I did not survive my son's drug addiction. Love couldn't conquer it. Even a mother's love. It couldn't control it. I did not come out of the other side of it. That light at the end of the tunnel, in my case, truly WAS the oncoming train. I was hit head on. I never emerged.
I think of Abraham and Isaac. I struggled with that Bible story for years after I had my sons. Abraham must not have loved his son as much as I loved mine. It was inconceivable to do what he did. He took his son Isaac up a mountain, at God's command, to offer him as a sacrifice; using this act as the ultimate show of his love and devotion to God. No way. I would never be able to do that. Simply could NOT be done. I remember thinking this: I guess I don't love God like I'm supposed to.
In the midst of my son Aaron's addiction, I had to allow God to take him from me. In some sense, I had to kill him. I think of Abraham now. I don't remember if the Bible story mentions what happens to Abraham next, after he comes down from that mountain. I know that at the last minute, God provided a ram to sacrifice and Isaac was spared. Aaron seems to have been spared as well. But what about Abraham? How did he make it back down the mountain? How did the muscles in his legs not fail? How did he avoid rocks and trees, or keep his footing with eyes too filled with tears to see? How did he even remember his way home or remember the names of the people who were his friends and neighbors? No one went up on that mountain with him. All they could do was watch as he walked up there to murder his son.

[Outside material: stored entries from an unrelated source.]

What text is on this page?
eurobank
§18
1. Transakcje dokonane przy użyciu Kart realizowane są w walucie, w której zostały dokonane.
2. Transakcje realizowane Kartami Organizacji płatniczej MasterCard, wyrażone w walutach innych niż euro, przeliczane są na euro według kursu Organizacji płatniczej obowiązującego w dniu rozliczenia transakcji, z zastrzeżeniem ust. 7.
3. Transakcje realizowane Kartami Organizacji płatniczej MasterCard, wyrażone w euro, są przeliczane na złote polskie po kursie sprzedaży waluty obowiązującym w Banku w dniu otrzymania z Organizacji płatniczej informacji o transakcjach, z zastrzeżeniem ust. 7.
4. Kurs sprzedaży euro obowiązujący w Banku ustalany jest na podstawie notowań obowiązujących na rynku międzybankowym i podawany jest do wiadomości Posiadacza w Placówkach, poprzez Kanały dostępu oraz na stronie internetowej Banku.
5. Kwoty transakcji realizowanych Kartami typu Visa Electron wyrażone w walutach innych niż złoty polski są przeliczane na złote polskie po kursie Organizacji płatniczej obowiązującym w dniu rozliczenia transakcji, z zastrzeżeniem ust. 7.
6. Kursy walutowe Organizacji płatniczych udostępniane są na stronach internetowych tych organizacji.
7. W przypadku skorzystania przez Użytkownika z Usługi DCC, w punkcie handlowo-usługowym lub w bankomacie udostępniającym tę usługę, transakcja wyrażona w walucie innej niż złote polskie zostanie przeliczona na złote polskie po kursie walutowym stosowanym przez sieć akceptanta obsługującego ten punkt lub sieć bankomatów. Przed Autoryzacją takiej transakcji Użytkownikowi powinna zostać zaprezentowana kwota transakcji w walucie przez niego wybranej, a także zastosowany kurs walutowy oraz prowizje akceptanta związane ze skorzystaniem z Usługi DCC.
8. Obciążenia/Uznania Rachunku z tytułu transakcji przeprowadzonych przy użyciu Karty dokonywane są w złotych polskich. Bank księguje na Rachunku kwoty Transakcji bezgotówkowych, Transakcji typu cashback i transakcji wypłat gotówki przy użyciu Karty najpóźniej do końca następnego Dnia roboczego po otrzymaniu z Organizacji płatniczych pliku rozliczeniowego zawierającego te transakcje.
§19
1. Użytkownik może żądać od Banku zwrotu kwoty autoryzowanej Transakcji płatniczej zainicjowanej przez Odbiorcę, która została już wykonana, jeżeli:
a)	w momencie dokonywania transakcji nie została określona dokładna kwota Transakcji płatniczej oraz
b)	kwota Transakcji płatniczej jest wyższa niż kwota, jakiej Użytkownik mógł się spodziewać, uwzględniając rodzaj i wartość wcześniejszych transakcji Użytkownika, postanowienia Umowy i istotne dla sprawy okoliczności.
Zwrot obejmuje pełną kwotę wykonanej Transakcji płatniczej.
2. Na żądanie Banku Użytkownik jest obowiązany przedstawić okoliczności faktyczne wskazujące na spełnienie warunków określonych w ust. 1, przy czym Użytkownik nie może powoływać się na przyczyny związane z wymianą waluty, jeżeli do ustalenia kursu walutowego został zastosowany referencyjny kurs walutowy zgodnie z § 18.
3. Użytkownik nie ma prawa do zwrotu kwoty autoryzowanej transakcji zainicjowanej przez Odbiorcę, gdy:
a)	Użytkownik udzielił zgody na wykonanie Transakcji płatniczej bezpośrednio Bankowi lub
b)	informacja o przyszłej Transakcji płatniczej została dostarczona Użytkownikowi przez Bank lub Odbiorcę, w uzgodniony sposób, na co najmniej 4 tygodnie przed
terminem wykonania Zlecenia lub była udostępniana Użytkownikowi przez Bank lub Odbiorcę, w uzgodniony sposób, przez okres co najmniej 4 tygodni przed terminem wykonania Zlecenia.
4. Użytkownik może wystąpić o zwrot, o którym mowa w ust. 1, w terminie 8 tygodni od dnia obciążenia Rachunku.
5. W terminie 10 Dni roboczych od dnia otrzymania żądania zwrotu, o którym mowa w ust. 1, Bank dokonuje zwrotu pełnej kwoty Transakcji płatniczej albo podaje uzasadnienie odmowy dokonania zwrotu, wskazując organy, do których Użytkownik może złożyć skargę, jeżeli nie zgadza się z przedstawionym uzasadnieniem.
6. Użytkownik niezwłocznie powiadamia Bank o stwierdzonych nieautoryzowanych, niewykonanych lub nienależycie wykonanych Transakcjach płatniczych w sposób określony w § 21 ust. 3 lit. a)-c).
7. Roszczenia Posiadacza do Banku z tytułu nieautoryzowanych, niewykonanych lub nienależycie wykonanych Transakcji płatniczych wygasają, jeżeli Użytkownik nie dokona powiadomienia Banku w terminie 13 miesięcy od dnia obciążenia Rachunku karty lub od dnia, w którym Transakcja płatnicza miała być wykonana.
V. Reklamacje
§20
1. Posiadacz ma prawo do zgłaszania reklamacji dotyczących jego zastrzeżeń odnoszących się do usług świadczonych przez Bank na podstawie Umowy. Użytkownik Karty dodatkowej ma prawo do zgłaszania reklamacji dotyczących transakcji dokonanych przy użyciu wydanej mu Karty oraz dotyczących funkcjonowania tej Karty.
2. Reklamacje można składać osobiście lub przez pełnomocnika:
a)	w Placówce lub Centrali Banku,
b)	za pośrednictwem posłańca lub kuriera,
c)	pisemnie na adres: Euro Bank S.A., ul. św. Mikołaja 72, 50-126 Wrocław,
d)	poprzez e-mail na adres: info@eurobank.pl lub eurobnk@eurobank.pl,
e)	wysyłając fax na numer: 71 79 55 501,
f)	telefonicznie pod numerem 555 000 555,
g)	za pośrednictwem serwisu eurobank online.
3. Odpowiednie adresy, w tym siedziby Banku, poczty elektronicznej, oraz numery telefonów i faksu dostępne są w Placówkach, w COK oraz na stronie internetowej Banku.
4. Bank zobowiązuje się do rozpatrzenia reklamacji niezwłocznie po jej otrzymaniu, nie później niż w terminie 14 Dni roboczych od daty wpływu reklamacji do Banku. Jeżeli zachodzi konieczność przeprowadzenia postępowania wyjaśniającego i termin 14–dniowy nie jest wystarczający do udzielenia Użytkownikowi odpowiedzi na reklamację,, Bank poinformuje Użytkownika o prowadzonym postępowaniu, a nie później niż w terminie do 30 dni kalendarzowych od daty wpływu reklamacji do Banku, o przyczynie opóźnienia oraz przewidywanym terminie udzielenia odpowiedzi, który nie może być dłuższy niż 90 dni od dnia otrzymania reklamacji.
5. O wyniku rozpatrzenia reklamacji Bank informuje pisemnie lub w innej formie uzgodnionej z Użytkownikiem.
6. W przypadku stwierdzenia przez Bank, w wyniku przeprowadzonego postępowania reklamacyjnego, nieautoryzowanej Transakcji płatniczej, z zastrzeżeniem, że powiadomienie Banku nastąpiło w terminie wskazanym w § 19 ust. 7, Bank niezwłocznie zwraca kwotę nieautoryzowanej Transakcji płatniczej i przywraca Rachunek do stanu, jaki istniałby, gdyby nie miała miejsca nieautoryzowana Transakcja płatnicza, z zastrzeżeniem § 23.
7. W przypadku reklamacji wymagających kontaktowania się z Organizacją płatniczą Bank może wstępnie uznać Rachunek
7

What happened to Abraham? Did he really die in place of his son? Do we all die for our children? Did the death of the ram represent something inside a parent that can never come back? Is God's ultimate goal when He requires a "sacrifice" that something inside of us die? Can you love your son too much? And how do you trust God, who IS love, when he creates the situation in which that which you love most, is lost?
I really want to know what happened to Abraham. Did he really live to be 175 year old? Or did it just feel that way?
Thank you for putting into words so eloquently the truth I know in my heart but have refused to do which is the "ultimate love sacrifice" in this journey of tears. Like Abraham I must place my two addicted children on God's lap and have the courage to say "here, they belong to you, take over because I can't anymore." I have carried this heavy burden for too long. It's literally destroying me, my marriage and the joy of living. The ultimate sacrifice for me as a mom is to admit that I can't help them.. to wave the white flag of surrender and to know that on the other side is freedom... from fear, torment, worry, anxiety, guilt, pain, etc...and yes what a beautiful example we learn from Abraham in God's Word. A lesson of faith, courage, love and total surrender.
Iron John, written by Robert Bly, talks about a young man's quest to steal the key from under his mother's pillow. He needs to stake his territory and live his life according to his own way of seeing. I find this concept easier to manage, than the sacrificial picture of Abraham, although that story comes alive for me the way you describe it. It is good to know other people are feeling such deep loss as we do, my husband and I. Elizabeth
No one is alone in this. Sometimes though it felt like I was the only one living on the planet who was dealing with my son's addiction to heroin. I understand that feeling of being profoundly and permanently heartbroken. No one is alone in it and I'm sorry for those in the midst of the struggle. Hang on.